Mantega convoca debate sobre ata do BC

MARTA SALOMON
DA SUCURSAL DE BRASÍLIA

Um dos fundamentos da política de juros altos do governo Luiz Inácio Lula da Silva -segundo o qual o crescimento econômico acelerado põe em risco o controle da inflação- foi contestado ontem nas vizinhanças do Palácio do Planalto, numa reunião organizada pelo ministro Guido Mantega (Planejamento).
Mantega convidou sete economistas de fora do governo para debater texto do seu assessor especial, Antonio Barros de Castro. Intitulado "A hipótese do crescimento rápido e sustentável", o documento questiona se a economia brasileira poderia ou não crescer aceleradamente sem alimentar a inflação.
As atas das últimas reuniões do Copom (Comitê de Política Monetária do Banco Central) vêm reiterando a preocupação com o rápido preenchimento da capacidade ociosa da economia, que teria chegado a um recorde histórico de 83,3% em agosto, de acordo com a CNI (Confederação Nacional da Indústria).
"A partir dos níveis de produção já atingidos, a política monetária precisa permanecer vigilante", diz a última ata do Copom, num sinal claro de que os juros vão continuar em alta.
"Embora algum arrefecimento espontâneo possa estar a caminho, os dados disponíveis não sugerem que seja intenso o bastante para preservar a compatibilidade entre a trajetória de metas de inflação e a velocidade de preenchimento da capacidade ociosa da economia", completa a ata.
Com o cuidado de dizer que não se havia discutido a política monetária do governo, o chefe da assessoria econômica do Planejamento, Demian Fiocca, resumiu assim a avaliação majoritária na reunião de ontem: "Não há como afirmar peremptoriamente que a economia não pode crescer mais do que 3% ou 4%".
Barros de Castro chegou a classificar de "absolutamente impossível" determinar o chamado PIB potencial -o percentual a que o país pode crescer sem que haja pressões inflacionárias.
"São hipóteses heróicas sobre coisas que são quase subjetivas", avaliou, insistindo em que são "frágeis" os indicadores de capacidade ociosa.

Aperto fiscal
No documento que deu base ao debate de ontem, Castro afirma que, nos últimos 50 anos, "numerosas economias transitaram de situações de baixo ou nulo crescimento para a expansão rápida e sustentada". A maioria delas apelou para a desvalorização do câmbio, e só uma minoria, para as reformas econômicas.
A reunião de ontem foi a primeira de uma série, de acordo com os planos de Guido Mantega. Por ora, o debate segue sem conclusões, apesar da condenação a um aperto fiscal extra em 2005, que inibiria investimentos públicos, e da defesa de medidas de estímulo a investimentos em setores que estão próximos ao limite de sua capacidade, como os siderúrgico, de autopeças e de papel e celulose, sobretudo via redução dos tributos.
Para o ministro Guido Mantega, não é hora de discutir a mudança da meta de inflação para 2005, oficialmente de 4,5%. "Mesmo sendo apertada, a meta só deve ser mexida em última hipótese", avaliou o ministro.
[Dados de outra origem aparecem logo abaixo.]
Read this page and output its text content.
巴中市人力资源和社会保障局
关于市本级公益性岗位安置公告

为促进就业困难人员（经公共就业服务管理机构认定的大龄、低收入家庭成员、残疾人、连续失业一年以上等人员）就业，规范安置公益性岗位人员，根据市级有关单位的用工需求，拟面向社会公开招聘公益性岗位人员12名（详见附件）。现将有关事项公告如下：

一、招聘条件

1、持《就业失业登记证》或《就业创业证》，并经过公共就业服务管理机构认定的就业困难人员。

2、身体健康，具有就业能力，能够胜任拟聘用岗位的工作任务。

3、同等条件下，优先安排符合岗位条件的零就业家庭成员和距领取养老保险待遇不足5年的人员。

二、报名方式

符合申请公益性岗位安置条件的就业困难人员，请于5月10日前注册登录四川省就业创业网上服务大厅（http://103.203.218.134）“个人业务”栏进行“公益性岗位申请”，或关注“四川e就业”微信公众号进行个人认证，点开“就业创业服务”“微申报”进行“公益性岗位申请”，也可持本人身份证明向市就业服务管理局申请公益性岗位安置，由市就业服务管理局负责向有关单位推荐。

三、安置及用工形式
Participaram do debate de ontem: Júlio Almeida, do Iedi (Instituto de Estudos para o Desenvolvimento Industrial), Antonio Correia de Lacerda, presidente da Sobeet (Sociedade Brasileira de Estudos de Empresas Transnacionais e da Globalização Econômica), Ricardo Bielschovsky, da Cepal (Comissão Econômica para América Latina e Caribe), Rogério Studart, diretor do Banco Interamericano de Desenvolvimento, João Sayad, vice-presidente do BID (Banco Interamericano de Desenvolvimento), e os professores Paulo Nogueira Batista Júnior, da FGV (Fundação Getúlio Vargas), e Nelson Henrique Barbosa Filho, da UFRJ (Universidade Federal do Rio de Janeiro).